The CXCR4 ligand CXCL12 augments the oncogenic effects of miR‐9 knockdown. Cell proliferation in the presence of CXCL12 was assessed by MTT assay over 5 days in (A) CXCR4‐overexpressing and (B) vector control H357 cells. The effect of CXCL12 on cell proliferation was also assessed by MTT assay in (C) miR‐9 knockdown and (D) scrambled control H357 cells over 5 days. (E) The effect that CXCL12 stimulation of CXCR4 had on migration was examined by scratch assay using CXCR4‐overexpressing H357 cells. (F) Using sphere formation assay, the effect of CXCL12 on colony formation was investigated using CXCR4‐overexpressing H357 cells. (G) Migration of miR‐9 knockdown cells stimulated by CXCL12 was studied using scratch assay. (H) Sphere‐forming capacity of miR‐9 knockdown cells was similarly measured in the presence of CXCL12. Data represent mean ±SEM for three independent (n = 3) experiments. Asterisks (*) show statistical significance as follows: *P < 0.05, **P < 0.01, ***P < 0.001, ****P < 0.0001.

Figure 6

Plerixafor treatment mimics the tumour‐suppressive effect of miR‐9 via CXCR4 inhibition. Cell proliferation of (A) vector control and (B) CXCR4 overexpressing H357 cells was assessed by MTT assay over 5 days.
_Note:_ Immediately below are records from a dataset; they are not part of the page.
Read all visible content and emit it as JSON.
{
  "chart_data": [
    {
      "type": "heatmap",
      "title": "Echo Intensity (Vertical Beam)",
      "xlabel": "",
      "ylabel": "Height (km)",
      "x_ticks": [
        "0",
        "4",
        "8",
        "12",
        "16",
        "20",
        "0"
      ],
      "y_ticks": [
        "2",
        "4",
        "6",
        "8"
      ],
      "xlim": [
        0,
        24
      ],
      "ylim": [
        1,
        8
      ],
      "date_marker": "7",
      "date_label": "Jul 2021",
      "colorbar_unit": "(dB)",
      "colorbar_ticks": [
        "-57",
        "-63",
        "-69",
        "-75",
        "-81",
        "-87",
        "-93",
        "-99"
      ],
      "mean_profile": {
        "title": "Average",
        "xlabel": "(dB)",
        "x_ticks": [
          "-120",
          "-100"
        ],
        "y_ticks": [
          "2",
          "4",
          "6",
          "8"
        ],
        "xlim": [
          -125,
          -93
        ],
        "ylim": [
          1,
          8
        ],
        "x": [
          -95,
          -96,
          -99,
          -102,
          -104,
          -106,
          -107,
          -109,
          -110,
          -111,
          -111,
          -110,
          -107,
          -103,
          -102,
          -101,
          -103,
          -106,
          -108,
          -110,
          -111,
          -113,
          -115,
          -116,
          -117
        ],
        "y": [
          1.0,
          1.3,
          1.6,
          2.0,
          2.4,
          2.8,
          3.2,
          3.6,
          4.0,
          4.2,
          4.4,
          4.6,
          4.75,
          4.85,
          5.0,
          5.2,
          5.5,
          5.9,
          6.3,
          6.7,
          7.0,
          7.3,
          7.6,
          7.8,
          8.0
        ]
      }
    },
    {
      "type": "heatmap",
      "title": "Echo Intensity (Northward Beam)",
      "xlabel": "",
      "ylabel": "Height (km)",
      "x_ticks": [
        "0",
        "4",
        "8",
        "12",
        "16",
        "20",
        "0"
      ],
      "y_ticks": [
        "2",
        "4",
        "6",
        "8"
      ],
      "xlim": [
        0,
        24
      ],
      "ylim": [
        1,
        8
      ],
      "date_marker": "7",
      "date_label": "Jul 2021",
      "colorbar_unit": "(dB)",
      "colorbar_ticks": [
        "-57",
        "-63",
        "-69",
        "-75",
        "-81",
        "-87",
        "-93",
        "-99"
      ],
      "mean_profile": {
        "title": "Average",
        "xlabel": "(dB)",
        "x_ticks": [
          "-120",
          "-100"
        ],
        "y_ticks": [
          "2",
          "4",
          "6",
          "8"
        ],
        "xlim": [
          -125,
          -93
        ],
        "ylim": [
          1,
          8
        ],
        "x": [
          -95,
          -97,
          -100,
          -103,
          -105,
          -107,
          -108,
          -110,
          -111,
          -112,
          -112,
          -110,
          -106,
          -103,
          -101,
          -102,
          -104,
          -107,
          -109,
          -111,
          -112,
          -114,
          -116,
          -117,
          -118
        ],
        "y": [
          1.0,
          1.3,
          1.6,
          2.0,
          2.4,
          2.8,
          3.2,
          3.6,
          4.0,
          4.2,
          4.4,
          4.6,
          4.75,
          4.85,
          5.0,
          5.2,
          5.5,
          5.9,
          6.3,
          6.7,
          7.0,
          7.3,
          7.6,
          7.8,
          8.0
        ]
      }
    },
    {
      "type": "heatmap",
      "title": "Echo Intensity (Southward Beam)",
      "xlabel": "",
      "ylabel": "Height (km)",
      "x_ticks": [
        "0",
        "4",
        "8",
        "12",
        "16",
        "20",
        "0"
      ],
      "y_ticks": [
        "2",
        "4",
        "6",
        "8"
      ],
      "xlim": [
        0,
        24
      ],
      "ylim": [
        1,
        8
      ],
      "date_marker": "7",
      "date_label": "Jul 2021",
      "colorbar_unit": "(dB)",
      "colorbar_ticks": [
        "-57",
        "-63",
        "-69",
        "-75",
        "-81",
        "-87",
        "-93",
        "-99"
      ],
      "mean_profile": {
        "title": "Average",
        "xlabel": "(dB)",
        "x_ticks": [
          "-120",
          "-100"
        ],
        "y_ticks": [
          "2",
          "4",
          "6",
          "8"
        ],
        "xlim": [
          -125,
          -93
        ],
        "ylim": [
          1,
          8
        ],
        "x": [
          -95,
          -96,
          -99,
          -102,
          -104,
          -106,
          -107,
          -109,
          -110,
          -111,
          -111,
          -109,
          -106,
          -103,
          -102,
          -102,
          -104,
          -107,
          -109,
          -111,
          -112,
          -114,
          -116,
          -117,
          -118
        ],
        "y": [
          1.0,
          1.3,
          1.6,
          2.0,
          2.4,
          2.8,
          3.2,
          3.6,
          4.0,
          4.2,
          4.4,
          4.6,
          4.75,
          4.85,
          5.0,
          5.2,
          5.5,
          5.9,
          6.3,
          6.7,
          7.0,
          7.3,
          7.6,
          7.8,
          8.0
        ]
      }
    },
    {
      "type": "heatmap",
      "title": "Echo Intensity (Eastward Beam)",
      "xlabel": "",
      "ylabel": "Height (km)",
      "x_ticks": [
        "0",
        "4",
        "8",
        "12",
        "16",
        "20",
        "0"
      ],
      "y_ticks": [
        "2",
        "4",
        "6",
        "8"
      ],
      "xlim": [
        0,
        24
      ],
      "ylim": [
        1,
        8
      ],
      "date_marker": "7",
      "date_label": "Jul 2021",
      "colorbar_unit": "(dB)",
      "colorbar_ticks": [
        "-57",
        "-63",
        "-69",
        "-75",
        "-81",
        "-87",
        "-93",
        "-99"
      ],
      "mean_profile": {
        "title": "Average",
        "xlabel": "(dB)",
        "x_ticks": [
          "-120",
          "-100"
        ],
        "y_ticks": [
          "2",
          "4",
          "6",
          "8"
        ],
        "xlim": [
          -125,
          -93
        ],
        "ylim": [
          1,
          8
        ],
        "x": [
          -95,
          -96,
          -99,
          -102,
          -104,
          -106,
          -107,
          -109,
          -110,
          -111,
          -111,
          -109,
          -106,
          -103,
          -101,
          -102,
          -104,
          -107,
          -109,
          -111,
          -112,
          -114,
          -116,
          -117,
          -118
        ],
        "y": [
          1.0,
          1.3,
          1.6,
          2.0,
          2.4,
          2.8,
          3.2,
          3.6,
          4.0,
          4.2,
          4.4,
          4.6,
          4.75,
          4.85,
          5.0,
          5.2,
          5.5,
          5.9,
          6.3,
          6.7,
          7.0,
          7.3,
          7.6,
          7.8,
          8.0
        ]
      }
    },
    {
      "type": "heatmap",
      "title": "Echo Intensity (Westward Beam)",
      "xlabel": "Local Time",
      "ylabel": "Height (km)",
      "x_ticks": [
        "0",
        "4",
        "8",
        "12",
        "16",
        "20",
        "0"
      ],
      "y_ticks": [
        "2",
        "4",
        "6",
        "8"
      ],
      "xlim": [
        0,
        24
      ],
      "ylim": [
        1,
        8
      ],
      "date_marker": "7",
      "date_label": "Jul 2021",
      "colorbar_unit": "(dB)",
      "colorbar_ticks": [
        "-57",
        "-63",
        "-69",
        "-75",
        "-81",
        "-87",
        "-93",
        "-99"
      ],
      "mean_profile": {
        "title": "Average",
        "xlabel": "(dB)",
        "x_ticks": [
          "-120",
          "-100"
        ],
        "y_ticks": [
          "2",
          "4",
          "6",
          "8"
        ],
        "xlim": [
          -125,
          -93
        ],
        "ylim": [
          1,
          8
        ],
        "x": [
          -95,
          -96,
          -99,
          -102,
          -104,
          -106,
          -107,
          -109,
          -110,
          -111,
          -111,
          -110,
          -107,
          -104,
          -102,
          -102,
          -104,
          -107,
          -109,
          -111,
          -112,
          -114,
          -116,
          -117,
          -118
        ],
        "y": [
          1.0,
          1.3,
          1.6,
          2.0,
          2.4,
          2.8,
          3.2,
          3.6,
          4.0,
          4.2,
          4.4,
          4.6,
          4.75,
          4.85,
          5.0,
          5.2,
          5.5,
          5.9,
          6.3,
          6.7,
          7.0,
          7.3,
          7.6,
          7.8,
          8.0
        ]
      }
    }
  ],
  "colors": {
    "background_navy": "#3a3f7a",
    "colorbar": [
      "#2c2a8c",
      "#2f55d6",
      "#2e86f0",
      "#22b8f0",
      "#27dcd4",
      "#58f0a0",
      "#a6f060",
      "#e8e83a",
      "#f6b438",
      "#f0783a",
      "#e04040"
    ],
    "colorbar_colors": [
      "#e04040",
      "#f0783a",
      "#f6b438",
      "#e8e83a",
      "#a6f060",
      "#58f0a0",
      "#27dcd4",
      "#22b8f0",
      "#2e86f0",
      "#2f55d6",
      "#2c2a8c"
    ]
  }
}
Proliferation of (C) miR‐9 knockdown and (D) scrambled control H357 cells was also assessed by MTT assay over 5 days. (E) The effect of plerixafor on migration was examined by scratch assay using CXCR4‐overexpressing H357 cells. (F) Using sphere formation assay, the effect on colony formation was investigated using CXCR4‐overexpressing H357 cells. (G) Migration of miR‐9 knockdown cells was studied using scratch assay. (H) Sphere‐forming capacity of miR‐9 knockdown cells was similarly measured in the presence of plerixafor. Data represent mean ±SEM for three independent (n = 3) experiments. Asterisks (*) show statistical significance as follows: *P < 0.05, **P < 0.01, ***P < 0.001, ****P < 0.0001.

Figure 7

miR‐9 and CXCR4 regulate invasion under anchorage‐independent conditions. Invasion of miR‐9 knockdown cells was quantitated using imagej software. Invasion of miR‐9 knockdown cells was calculated by measuring the (A) total area invaded by the spheroid and (B) the longest invasive distance from the spheroid. Invasion of CXCR4‐overexpressing cell was also investigated by (C) total area invaded and (D) longest invasive distance. Data represent mean ±SEM for three independent (n = 3) experiments. Scale bars = 100 μm Asterisks (*) show statistical significance as follows: *P < 0.05, **P < 0.01, ***P < 0.001, ****P < 0.0001.